Ender surged in, maul blazing with radiant light, and brought it down on the lone standing croaker, skull cracking with a sickening crunch that sprayed blood across the moss. The second dazed frogman barely had time to croak before Ender slammed his maul into his midriff.
But then the fight changed. A new croaker erupted from the shadows—a shaman, taller and broader than the others, cloaked in ragged green reeds and adorned with a necklace of bones and beetle carapaces. His webbed hands gripped a carved staff, and his bulbous eyes rolled back as he chanted: “Rooglag!” A wave of healing magic washed over the battlefield, broken croaker warriors suddenly springing back with renewed vigour, wounds knitting, spears rising.
The shaman’s next incantation—“Alaar Plat!”—sent a pulse of pain through Ender and Crow, doubling them over, coughing and clutching at their sides.

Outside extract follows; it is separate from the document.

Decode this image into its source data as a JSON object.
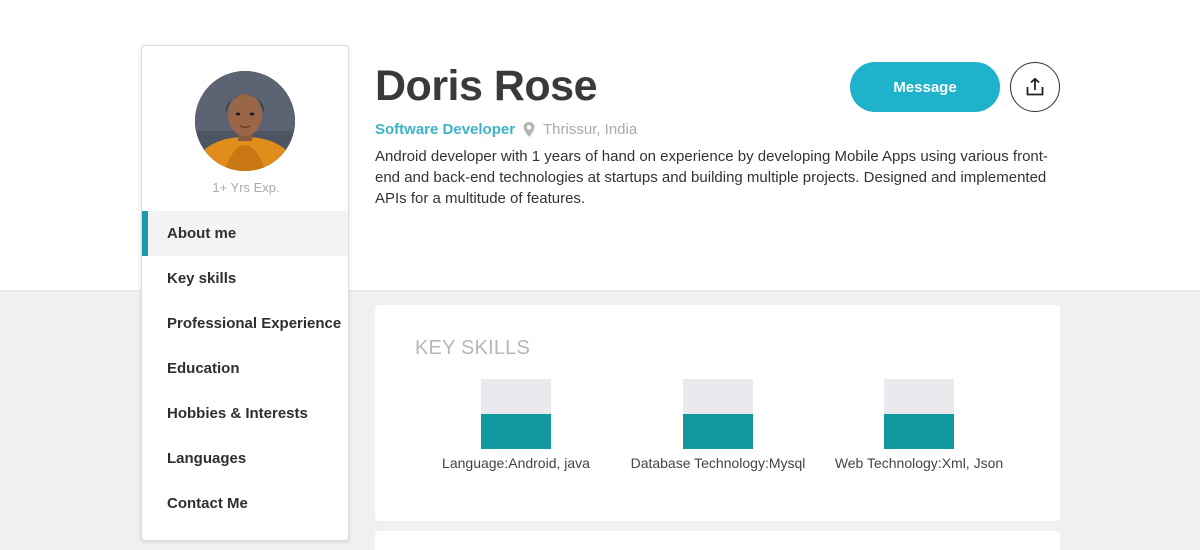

Crow’s eyes widened. “That’s the Song of Marshy Doom,” he spluttered, recognizing the shaman’s melody—a dire tune known to every ranger who ever crossed a swamp. “Kill the healer” he shouted as he staggered back, shaking his head and instinctively reaching for the healing potion gifted by mad Gazbar. He gulped it down as he crawled away from the heat of battle, while Ender, unfazed by pain or logic, finished off a croaker with a resounding blow followed by a smite. I ducked behind a fallen log and waited for my chance.
The shaman, desperate, waved his staff and tried to rally his failing allies, but Ender and I flanked a remaining croaker. Ender knocked him prone with an elbow, and I slipped my dagger into his chest with a flourish worthy of the finest stage.
The shaman, realizing escape was impossible, turned to flee, only to find himself blocked on all sides. “Googlu…!” he croaked, but his final spell was cut short—Crow’s shortsword found the soft spot between his shoulders, silencing both shaman and song.
We sat in a circle, breathless and spattered with mud and blood, the croakers’ camp now ours. The forest’s din returned, louder than before, as if the Phostwood resented the stillness we had forced upon it.
It was Ender who stood first, shaking the muck from his beard. “Enough,” he said. “Let’s finish what we came for. And Crow, if you want your dagger back, you’d best get searching—unless you’d rather borrow my maul.”
We all agreed. And so, battered but victorious, we pressed on—proof that, for this particular band of heroes, a little teamwork (and a lot of luck) goes a long way, even in the strangest corners of the world.